6. Repeat steps 3-5 for the rest of the rows. In my case, I first sewed FOUR blue solid and FOUR orange leaves. Next I would sew four (can I stop capitalizing now?) orange leaves and four grey stars; next I’d do four grey stars and four orange flowers etc. etc. etc.

I know what you’re wondering. You’re thinking, but I cut eight from each fabric, and I only used four from my first row? At the very end you will use the left over four from your first row and combine them with four from your second-to-last row.

7. Snip the chain-stitching between each pair of squares.  Now you have 32 pairs of squares… hey, that rhymes.

8. Now you are ready to cut. Remember that line you drew earlier, which is now between your two rows of stitching?  Using your ruler and your rotary cutter, cut each pair of squares along that line, like so:

9. When you unfold each side of the pair you just cut, you will now have two squares that look like the picture below. Press them open.

10. Repeat steps 7 – 9 with the rest of your square pairs. You now, once again, have 64 squares, but now they are bicoloured.

11. Lay out your squares in the zigzag pattern, and then sew the first eight of them into one long row (always right sides together!) using a quarter-inch seam. In the picture below, I have sewn three sets of squares into rows. Stop and look after each one you do, as it’s easy to become mixed up and get the alignment wrong, in which case your quilt will not be a zigzag and you will need to get the old seam-ripper out.

12. Don’t worry that your points look like this, as the extra fabric at the end of each point will disappear when you sew the rows together.

13. Sew each of the rows of 8 squares to the next row.

At this stage, it really helps to pin the rows together at each corner to make sure all the squares come together exactly at the seams, or at least as close as you can get. It may be that some of your squares are not exactly the same size, either because your seams weren’t all exactly the same, or your cutting was off by a bit. While it’s important to be as exact as you can, you can “cheat” a bit and play with the fabric stretching it slightly to get those points to match. In the end, don’t obsess over it because the recipient of your beautiful quilt certainly won’t.

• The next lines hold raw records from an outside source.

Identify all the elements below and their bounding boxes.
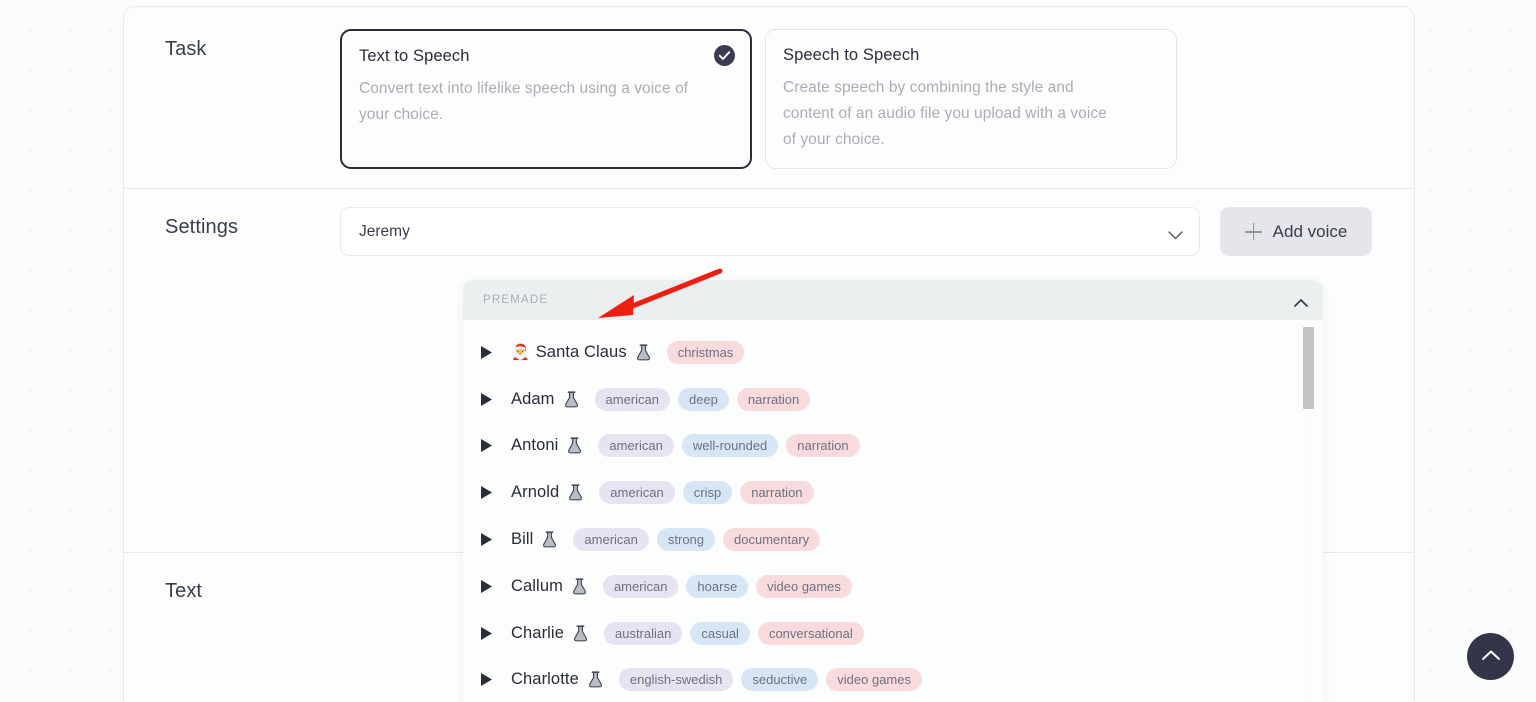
voice-list-item[interactable]: Antoni american well-rounded narration	[463, 423, 1323, 470]
chevron-up-icon	[1481, 649, 1501, 664]
task-card[interactable]: Text to Speech Convert text into lifelike…	[340, 29, 752, 169]
chevron-down-icon	[1168, 227, 1183, 236]
dropdown-scrollbar-thumb[interactable]	[1303, 327, 1314, 409]
play-icon[interactable]	[480, 438, 493, 453]
task-card-group: Text to Speech Convert text into lifelike…	[340, 29, 1177, 169]
voice-tag: hoarse	[686, 575, 748, 598]
voice-list-item[interactable]: Arnold american crisp narration	[463, 469, 1323, 516]
play-icon[interactable]	[480, 626, 493, 641]
voice-list-item[interactable]: 🎅 Santa Claus christmas	[463, 329, 1323, 376]
task-card-description: Convert text into lifelike speech using …	[359, 76, 689, 128]
voice-tag-list: australian casual conversational	[604, 622, 864, 645]
voice-name: Adam	[511, 390, 555, 409]
flask-icon	[564, 391, 579, 408]
voice-tag: australian	[604, 622, 682, 645]
voice-tag: well-rounded	[682, 434, 778, 457]
voice-name: Santa Claus	[536, 343, 627, 362]
add-voice-label: Add voice	[1273, 222, 1348, 242]
play-icon[interactable]	[480, 579, 493, 594]
voice-tag: crisp	[683, 481, 732, 504]
voice-tag: english-swedish	[619, 668, 734, 691]
voice-tag: american	[573, 528, 648, 551]
voice-list-item[interactable]: Bill american strong documentary	[463, 516, 1323, 563]
voice-dropdown-panel: PREMADE 🎅 Santa Claus christmas Adam america…	[463, 280, 1323, 702]
voice-avatar-emoji: 🎅	[511, 345, 530, 360]
voice-tag-list: american hoarse video games	[603, 575, 852, 598]
voice-tag: narration	[737, 388, 810, 411]
main-panel: Task Text to Speech Convert text into lif…	[123, 6, 1415, 702]
voice-tag: american	[599, 481, 674, 504]
voice-tag-list: american strong documentary	[573, 528, 820, 551]
voice-select-value: Jeremy	[359, 223, 1168, 241]
voice-list-item[interactable]: Adam american deep narration	[463, 376, 1323, 423]
dropdown-group-header: PREMADE	[463, 280, 1323, 320]
voice-name: Antoni	[511, 436, 558, 455]
dropdown-group-label: PREMADE	[483, 294, 1293, 306]
plus-icon	[1245, 223, 1262, 240]
voice-name: Charlie	[511, 624, 564, 643]
task-section: Task Text to Speech Convert text into lif…	[124, 7, 1414, 189]
voice-tag: deep	[678, 388, 729, 411]
scroll-to-top-button[interactable]	[1467, 633, 1514, 680]
voice-list: 🎅Santa ClauschristmasAdamamericandeepnar…	[463, 320, 1323, 702]
voice-tag: american	[603, 575, 678, 598]
flask-icon	[572, 578, 587, 595]
play-icon[interactable]	[480, 532, 493, 547]
play-icon[interactable]	[480, 485, 493, 500]
voice-tag: american	[595, 388, 670, 411]
voice-tag-list: christmas	[667, 341, 745, 364]
voice-list-item[interactable]: Charlotte english-swedish seductive video g…	[463, 657, 1323, 702]
flask-icon	[588, 671, 603, 688]
task-section-label: Task	[124, 29, 340, 61]
check-circle-icon	[714, 45, 735, 66]
voice-tag: casual	[690, 622, 750, 645]
voice-select[interactable]: Jeremy	[340, 207, 1200, 256]
voice-tag: christmas	[667, 341, 745, 364]
voice-tag: narration	[786, 434, 859, 457]
flask-icon	[636, 344, 651, 361]
settings-body: Jeremy Add voice	[340, 207, 1372, 256]
voice-list-item[interactable]: Callum american hoarse video games	[463, 563, 1323, 610]
voice-name: Callum	[511, 577, 563, 596]
voice-tag: american	[598, 434, 673, 457]
voice-tag-list: american well-rounded narration	[598, 434, 859, 457]
text-section-label: Text	[124, 571, 340, 603]
task-card[interactable]: Speech to Speech Create speech by combini…	[765, 29, 1177, 169]
voice-tag-list: english-swedish seductive video games	[619, 668, 922, 691]
voice-tag-list: american deep narration	[595, 388, 811, 411]
voice-tag-list: american crisp narration	[599, 481, 813, 504]
voice-name: Charlotte	[511, 670, 579, 689]
chevron-up-icon[interactable]	[1293, 295, 1309, 305]
flask-icon	[573, 625, 588, 642]
voice-list-item[interactable]: Charlie australian casual conversational	[463, 610, 1323, 657]
play-icon[interactable]	[480, 672, 493, 687]
add-voice-button[interactable]: Add voice	[1220, 207, 1372, 256]
flask-icon	[542, 531, 557, 548]
voice-tag: video games	[756, 575, 852, 598]
play-icon[interactable]	[480, 392, 493, 407]
task-card-title: Text to Speech	[359, 47, 730, 66]
voice-tag: video games	[826, 668, 922, 691]
voice-tag: strong	[657, 528, 715, 551]
play-icon[interactable]	[480, 345, 493, 360]
settings-section-label: Settings	[124, 207, 340, 239]
task-card-description: Create speech by combining the style and…	[783, 75, 1113, 153]
voice-tag: conversational	[758, 622, 864, 645]
dropdown-scrollbar[interactable]	[1303, 327, 1314, 702]
voice-tag: narration	[740, 481, 813, 504]
flask-icon	[567, 437, 582, 454]
voice-tag: seductive	[741, 668, 818, 691]
task-card-title: Speech to Speech	[783, 46, 1156, 65]
voice-tag: documentary	[723, 528, 820, 551]
flask-icon	[568, 484, 583, 501]
voice-name: Bill	[511, 530, 533, 549]
voice-name: Arnold	[511, 483, 559, 502]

Here’s a picture of the rows pinned together:

14.  And that’s it!  But I feel like it’s unlucky to have 13 steps, so I’m making it 14.   Once you’ve sewn the rows together, the quilt-top is done. As I mentioned above, I suggest Elizabeth Hartman’s site, or her book for tutorials on the next steps – making the quilt sandwich, quilting it, and binding it.

I myself just quilted them in some basic zigzags, but obviously the options are endless.

Happy quilting. If you do end up making a quilt from this pattern, I would absolutely love to hear about it below.